– Поют, так и пусть себе поют. Чего прислушиваться. Чего с них взять-то – дикари. И песни у них дикарские.

– Ну и что же, что дикари. Все же люди и они. Смотри, какие они стали за две недели пути, а впереди сколько еще таких недель? Сам говорил, что плыть не один месяц.

– Это так, Питер. Сколько времени в море, а ветер все противный. Все уже выбились из сил.

– Да, и капитан наш так же говорит. Вчера я опять с ним глядел на солнце через инструменты. Он говорит, что мы дрейфуем на юг. Медленно, но это так. Хоть бы быстрее ветер поменялся.

– Он и так меняется, только не в нашу пользу. Постепенно поворачивает на северо-западный. Чего доброго, опять нас пригонит к берегу.

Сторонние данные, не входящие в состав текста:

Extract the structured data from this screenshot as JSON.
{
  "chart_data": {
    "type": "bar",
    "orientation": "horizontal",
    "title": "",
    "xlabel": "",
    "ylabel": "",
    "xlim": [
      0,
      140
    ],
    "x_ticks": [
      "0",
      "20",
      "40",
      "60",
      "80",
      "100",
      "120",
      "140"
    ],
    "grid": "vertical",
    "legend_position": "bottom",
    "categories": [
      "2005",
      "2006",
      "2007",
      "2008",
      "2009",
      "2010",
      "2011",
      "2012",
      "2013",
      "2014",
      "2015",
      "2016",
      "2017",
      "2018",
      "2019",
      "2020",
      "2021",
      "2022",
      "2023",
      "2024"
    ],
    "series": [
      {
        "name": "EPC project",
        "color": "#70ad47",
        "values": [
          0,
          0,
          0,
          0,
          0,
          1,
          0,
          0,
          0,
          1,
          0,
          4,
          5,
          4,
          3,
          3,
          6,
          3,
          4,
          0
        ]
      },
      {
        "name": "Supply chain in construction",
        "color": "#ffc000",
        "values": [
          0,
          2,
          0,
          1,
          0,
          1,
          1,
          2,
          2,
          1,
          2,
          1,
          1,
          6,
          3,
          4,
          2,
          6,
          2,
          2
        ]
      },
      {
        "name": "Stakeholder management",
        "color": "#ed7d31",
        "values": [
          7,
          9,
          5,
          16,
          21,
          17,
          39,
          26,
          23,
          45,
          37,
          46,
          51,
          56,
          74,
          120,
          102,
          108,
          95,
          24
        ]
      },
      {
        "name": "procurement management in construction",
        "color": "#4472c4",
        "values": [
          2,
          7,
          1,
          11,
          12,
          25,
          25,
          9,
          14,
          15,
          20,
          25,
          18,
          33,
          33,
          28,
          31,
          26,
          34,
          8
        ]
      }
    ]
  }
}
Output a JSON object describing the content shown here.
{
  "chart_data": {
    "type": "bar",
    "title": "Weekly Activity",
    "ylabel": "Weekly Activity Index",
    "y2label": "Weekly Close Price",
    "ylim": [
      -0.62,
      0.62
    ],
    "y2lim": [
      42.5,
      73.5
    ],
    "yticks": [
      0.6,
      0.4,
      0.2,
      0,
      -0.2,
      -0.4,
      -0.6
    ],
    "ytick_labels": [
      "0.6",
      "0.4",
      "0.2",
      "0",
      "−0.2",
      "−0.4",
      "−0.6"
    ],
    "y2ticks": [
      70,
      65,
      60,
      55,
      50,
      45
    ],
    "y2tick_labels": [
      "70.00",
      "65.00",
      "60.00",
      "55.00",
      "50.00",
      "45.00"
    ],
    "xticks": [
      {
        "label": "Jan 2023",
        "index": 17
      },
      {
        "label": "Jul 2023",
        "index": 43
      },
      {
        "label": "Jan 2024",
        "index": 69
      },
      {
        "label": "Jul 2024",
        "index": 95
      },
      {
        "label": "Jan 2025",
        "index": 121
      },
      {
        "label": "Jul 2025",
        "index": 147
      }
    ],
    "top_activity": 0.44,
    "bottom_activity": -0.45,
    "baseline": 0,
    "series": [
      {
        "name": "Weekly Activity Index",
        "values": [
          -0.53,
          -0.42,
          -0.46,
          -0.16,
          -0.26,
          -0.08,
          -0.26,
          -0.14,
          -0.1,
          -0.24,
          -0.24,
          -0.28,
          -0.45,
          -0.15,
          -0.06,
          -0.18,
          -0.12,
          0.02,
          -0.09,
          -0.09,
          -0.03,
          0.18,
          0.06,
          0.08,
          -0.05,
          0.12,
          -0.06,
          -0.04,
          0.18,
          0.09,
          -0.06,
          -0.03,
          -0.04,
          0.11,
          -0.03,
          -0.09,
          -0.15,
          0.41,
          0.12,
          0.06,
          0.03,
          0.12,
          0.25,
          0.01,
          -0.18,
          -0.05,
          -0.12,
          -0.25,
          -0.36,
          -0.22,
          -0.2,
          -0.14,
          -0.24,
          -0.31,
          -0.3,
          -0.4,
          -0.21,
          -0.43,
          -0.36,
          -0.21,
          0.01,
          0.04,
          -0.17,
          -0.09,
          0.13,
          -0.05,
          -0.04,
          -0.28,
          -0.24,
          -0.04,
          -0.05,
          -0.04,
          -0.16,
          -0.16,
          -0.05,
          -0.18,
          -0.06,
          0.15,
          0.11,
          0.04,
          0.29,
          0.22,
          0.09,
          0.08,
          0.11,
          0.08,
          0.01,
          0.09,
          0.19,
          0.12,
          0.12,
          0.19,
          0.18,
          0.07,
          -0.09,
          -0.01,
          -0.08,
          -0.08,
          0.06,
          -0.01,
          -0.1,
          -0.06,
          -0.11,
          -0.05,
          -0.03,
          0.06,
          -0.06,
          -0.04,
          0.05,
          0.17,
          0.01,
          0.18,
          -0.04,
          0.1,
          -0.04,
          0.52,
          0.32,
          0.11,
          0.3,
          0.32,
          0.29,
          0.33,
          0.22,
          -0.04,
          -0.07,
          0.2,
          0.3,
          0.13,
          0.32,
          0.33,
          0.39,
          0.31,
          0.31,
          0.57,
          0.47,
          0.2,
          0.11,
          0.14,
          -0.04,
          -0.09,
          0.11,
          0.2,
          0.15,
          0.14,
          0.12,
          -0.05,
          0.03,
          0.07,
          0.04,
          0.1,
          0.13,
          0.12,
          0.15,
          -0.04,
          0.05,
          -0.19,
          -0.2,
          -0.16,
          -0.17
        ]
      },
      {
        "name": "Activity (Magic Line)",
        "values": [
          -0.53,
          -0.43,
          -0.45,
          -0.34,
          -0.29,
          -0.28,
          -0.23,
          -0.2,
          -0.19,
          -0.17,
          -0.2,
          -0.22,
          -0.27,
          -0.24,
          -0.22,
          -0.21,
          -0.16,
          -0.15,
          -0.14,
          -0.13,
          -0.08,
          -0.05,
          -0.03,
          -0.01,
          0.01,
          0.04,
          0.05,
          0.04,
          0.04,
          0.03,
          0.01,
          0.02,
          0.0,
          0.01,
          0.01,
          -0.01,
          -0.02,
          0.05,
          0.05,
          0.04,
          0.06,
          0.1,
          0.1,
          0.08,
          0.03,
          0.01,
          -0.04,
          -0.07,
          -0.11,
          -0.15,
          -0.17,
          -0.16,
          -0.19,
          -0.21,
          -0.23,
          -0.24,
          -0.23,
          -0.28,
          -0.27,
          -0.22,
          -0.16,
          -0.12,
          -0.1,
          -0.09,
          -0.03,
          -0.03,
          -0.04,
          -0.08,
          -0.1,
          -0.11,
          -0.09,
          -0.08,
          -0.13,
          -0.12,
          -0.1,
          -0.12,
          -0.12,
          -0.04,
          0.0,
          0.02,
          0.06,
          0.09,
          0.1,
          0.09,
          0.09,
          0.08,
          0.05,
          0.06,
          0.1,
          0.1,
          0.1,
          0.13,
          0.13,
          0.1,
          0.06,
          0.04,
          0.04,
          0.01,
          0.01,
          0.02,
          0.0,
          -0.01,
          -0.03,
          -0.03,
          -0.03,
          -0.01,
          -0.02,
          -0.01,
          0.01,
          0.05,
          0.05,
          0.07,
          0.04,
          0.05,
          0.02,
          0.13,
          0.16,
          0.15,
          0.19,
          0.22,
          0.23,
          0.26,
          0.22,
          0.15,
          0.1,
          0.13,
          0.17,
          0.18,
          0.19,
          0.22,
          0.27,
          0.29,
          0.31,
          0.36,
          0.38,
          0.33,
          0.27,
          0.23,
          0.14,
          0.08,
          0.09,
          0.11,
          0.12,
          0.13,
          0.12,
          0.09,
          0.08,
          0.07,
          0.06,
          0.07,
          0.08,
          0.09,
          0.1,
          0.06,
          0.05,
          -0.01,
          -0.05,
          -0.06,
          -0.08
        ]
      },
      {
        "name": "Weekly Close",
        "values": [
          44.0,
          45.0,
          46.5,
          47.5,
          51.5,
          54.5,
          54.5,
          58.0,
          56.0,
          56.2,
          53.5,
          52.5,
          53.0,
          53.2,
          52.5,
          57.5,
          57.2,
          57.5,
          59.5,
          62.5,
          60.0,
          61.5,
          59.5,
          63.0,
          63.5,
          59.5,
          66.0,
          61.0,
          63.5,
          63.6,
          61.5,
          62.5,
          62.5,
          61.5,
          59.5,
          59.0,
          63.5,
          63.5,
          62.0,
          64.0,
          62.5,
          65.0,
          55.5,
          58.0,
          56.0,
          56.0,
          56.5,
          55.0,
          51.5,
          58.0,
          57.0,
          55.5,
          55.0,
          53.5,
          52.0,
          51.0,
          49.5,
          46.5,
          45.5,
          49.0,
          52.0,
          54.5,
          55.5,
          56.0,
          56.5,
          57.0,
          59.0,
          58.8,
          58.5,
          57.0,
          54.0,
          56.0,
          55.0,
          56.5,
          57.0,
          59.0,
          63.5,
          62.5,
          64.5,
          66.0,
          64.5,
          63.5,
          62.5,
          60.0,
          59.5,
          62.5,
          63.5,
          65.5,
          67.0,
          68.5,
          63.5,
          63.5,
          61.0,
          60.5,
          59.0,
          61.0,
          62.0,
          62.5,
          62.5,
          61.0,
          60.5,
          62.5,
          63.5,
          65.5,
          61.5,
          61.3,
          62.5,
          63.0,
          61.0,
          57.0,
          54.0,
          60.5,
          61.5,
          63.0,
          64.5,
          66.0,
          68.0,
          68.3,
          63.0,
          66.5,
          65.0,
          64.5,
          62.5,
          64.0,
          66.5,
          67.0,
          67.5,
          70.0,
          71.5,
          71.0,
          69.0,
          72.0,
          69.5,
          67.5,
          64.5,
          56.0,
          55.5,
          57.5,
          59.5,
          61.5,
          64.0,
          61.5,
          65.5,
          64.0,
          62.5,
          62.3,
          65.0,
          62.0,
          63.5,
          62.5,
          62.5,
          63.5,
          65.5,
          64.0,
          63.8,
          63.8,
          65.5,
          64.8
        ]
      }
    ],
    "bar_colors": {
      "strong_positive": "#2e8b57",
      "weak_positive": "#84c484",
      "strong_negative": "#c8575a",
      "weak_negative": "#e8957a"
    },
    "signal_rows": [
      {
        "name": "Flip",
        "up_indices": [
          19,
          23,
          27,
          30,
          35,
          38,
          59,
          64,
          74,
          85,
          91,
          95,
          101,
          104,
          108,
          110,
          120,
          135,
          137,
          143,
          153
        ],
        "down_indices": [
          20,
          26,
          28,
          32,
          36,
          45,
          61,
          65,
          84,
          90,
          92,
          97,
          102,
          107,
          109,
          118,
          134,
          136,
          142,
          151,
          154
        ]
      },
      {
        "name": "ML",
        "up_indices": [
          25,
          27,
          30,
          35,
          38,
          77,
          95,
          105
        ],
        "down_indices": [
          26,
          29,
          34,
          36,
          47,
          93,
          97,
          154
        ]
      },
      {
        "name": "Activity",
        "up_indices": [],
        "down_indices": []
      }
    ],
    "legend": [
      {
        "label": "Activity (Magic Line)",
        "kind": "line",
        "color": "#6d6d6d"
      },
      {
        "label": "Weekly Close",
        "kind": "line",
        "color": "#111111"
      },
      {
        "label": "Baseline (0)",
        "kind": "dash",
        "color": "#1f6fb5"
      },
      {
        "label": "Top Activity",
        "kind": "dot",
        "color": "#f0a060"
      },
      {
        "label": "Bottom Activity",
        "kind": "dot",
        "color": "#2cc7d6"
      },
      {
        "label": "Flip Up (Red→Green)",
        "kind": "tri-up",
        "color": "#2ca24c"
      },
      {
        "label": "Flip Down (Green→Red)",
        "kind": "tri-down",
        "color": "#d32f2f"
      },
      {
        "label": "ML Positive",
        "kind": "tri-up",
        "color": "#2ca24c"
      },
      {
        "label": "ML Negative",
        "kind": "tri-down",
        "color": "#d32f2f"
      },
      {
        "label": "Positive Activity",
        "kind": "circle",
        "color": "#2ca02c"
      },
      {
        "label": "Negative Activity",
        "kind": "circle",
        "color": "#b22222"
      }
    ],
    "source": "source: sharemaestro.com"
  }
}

– Ну и что? Может, тогда запас пополним, а то уж и сейчас вода начинает противно вонять.

– А то вроде ты к этому еще не привык, Питер мой дорогой. Положись на Всевышнего. Все в его воле.

Потом два дня продрейфовали в штиле, после чего разразилась гроза с проливным дождем. Матросы бегали по палубе голиком и стирали одежду. Даже негров выводили под дождь, и те с наслаждением подставляли блестящие черные тела под теплые струи воды.

– Вот хорошо-то, Гарданка! – кричал Петька, выжимая мокрые штаны. – Хоть водицы свежей напьемся! Главное, чтобы шторма не было.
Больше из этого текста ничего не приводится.